Saviez-vous qu’il existait un Institut scandinave de vandalisme comparé ? Que le situationnisme, qui consiste à « appréhender la vie comme une œuvre d’art, c’est-à-dire à lui imprimer délibérément un ensemble de chocs lui conférant une qualité particulière », puise ses racines chez Lautréamont et dans le cycle du Graal ? Que l’entarteur Noël Godin est un post-situationniste, tout comme la littérature cyberpunk ou le régionalisme breton ? Dressant un panorama chronologique très large de l’histoire du mouvement “situ”, Marcolini nous ramène aux années 1950, époque où l’avant-garde lettriste se réunit autour d’Isidore Isou pour s’adonner aux expériences poétiques de la mégapneumie, et nous entraine jusqu’aux années 2000 et suivantes dans le sillage de diverses mouvances libertaires contemporaines.
Le courant initié par Guy Debord ne se limite pas à la critique du spectacle (aspect le plus connu de son œuvre) mais comprend d’autres versants tout aussi intéressants, comme celui de la psychogéographie, « étude des lois exactes et des effets précis du milieu géographique, consciemment aménagé ou non, agissant directement sur le comportement affectif des individus », ou tout ce qui concerne la « dérive », les détournements d’œuvres, l’urbanisme, les rapports à la Beat Generation ou au théâtre brechtien. « On trouve dans l’Internationale situationniste le projet proprement futuriste d’une mutation anthropologique, de l’avènement d’un homme nouveau produit par les conditions modernes d’existence : la désaffiliation, la vie métropolitaine, l’accoutumance au choc, au conditionnement et à la dépersonnalisation. »
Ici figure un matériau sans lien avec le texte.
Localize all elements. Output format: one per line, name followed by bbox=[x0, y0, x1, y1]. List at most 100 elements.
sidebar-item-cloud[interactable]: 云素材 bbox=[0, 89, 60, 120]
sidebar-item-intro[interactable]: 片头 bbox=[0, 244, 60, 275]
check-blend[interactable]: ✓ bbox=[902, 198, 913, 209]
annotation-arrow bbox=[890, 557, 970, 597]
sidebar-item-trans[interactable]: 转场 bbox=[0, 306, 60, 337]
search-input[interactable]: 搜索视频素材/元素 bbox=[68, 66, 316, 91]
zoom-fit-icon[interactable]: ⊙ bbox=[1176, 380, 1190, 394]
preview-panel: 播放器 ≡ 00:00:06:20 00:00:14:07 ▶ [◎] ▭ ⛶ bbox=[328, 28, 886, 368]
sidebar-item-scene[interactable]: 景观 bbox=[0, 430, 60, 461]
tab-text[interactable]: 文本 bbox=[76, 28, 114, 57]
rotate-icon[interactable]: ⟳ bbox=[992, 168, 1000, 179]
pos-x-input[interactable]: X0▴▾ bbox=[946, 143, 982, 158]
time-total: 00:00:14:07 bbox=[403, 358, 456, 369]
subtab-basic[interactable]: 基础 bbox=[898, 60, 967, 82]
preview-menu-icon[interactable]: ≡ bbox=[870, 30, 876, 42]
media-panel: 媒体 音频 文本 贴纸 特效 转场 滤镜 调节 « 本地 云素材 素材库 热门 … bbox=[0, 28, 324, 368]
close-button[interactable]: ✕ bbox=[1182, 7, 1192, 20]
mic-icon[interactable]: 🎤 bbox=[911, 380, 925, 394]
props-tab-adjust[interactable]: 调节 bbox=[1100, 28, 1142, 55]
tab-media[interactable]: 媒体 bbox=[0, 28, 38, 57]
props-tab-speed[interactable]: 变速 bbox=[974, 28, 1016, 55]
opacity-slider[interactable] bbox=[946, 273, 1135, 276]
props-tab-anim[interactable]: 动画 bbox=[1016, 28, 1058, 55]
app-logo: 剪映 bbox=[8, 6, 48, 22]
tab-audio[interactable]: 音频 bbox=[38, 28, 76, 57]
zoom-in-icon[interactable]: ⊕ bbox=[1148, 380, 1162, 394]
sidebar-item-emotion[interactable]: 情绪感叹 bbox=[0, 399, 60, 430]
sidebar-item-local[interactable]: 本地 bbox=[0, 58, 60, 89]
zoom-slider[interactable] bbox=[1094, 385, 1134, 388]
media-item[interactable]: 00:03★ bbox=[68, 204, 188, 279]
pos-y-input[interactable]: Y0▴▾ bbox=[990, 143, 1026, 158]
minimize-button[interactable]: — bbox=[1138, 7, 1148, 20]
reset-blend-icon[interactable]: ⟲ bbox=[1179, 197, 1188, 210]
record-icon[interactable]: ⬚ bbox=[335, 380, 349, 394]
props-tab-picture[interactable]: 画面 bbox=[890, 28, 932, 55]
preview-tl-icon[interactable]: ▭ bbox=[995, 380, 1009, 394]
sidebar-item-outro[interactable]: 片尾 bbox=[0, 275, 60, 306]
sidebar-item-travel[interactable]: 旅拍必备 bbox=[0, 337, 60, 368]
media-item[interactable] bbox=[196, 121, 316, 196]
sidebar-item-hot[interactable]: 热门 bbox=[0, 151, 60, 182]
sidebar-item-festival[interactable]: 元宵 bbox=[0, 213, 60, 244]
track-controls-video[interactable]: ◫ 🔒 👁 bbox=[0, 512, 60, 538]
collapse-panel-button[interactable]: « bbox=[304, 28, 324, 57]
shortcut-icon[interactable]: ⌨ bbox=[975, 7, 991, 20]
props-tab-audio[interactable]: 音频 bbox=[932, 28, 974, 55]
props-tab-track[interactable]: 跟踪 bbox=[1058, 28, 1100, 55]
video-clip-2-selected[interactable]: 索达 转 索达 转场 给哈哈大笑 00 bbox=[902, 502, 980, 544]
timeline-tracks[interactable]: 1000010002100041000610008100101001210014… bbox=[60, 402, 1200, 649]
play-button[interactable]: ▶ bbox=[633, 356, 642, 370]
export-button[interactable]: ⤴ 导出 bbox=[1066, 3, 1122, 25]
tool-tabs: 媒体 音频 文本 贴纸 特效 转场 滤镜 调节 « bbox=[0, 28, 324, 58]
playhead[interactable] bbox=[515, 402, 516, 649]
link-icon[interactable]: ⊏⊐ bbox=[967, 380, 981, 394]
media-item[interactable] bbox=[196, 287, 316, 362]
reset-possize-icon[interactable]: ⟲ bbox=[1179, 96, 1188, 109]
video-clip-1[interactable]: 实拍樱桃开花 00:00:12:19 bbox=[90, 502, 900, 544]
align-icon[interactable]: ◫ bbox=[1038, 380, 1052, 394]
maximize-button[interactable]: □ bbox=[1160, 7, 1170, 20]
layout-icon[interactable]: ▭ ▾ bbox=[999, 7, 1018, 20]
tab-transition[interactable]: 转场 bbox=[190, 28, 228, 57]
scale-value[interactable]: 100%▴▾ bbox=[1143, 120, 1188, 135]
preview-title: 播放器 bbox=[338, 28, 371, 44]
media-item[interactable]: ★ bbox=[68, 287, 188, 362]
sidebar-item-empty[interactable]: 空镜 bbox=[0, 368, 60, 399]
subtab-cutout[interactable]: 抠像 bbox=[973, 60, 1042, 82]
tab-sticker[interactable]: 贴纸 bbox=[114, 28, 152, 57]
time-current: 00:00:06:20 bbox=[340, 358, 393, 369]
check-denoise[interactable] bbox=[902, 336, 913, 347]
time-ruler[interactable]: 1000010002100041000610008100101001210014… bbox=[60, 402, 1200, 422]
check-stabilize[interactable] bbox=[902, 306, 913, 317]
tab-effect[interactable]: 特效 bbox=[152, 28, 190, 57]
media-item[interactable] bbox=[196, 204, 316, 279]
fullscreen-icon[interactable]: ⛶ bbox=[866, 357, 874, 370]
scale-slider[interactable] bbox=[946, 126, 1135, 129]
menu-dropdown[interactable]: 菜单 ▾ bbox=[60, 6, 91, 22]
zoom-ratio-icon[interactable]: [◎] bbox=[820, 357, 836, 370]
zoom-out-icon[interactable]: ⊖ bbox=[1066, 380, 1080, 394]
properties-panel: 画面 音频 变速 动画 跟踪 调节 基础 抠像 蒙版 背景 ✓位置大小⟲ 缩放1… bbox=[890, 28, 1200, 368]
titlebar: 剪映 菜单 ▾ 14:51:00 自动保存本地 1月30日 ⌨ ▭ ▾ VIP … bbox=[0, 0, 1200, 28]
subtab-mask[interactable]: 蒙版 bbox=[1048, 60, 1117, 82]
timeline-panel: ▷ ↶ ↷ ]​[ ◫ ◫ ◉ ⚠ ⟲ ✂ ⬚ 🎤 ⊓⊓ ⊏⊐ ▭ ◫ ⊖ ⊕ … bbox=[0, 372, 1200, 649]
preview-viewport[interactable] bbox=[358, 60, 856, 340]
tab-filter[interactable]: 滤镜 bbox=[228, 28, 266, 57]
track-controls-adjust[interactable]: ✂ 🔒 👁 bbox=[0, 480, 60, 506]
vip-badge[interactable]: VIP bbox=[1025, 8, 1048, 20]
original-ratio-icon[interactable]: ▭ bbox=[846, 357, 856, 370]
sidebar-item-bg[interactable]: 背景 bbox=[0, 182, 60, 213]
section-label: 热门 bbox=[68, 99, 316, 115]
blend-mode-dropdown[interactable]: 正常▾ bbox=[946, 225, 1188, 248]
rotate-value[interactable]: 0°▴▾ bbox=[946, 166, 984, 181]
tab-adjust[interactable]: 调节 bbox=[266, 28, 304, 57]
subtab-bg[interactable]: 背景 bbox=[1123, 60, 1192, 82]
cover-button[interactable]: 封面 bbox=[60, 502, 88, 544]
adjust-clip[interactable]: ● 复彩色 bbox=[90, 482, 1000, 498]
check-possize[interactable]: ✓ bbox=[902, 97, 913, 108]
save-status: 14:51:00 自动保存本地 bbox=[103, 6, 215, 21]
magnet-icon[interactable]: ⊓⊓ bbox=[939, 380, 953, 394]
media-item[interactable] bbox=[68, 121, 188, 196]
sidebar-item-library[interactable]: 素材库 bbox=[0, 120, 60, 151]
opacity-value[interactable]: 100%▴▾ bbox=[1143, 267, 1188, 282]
Il est toutefois dommage que Marcolini se mêle de distribuer les bons et les mauvais points dans les appréciations portées par d’autres sur le mouvement : ainsi, si Guy Hocquenghem ou les groupes LGBT peuvent à bon droit rendre hommage à Debord, l’hommage devient tout à fait malvenu s’il apparaît sous la plume d’un De Benoist, d’un Douguine ou d’un Limonov… Mais le chapitre de conclusion vaut à lui seul la lecture car l’auteur, en dépit de sa sympathie pour le situationnisme, en développe une critique lucide, s’appuyant pour ce faire sur des penseurs comme Clouscard, Lasch ou Michéa. Ayant identifié ce que cette contre-culture pouvait avoir de commun avec la dialectique du capital (dialectique basée sur la révolution permanente de la production), il en appelle à un « conservatisme révolutionnaire » sur le mode orwellien comme seule forme de résistance possible à la logique libérale.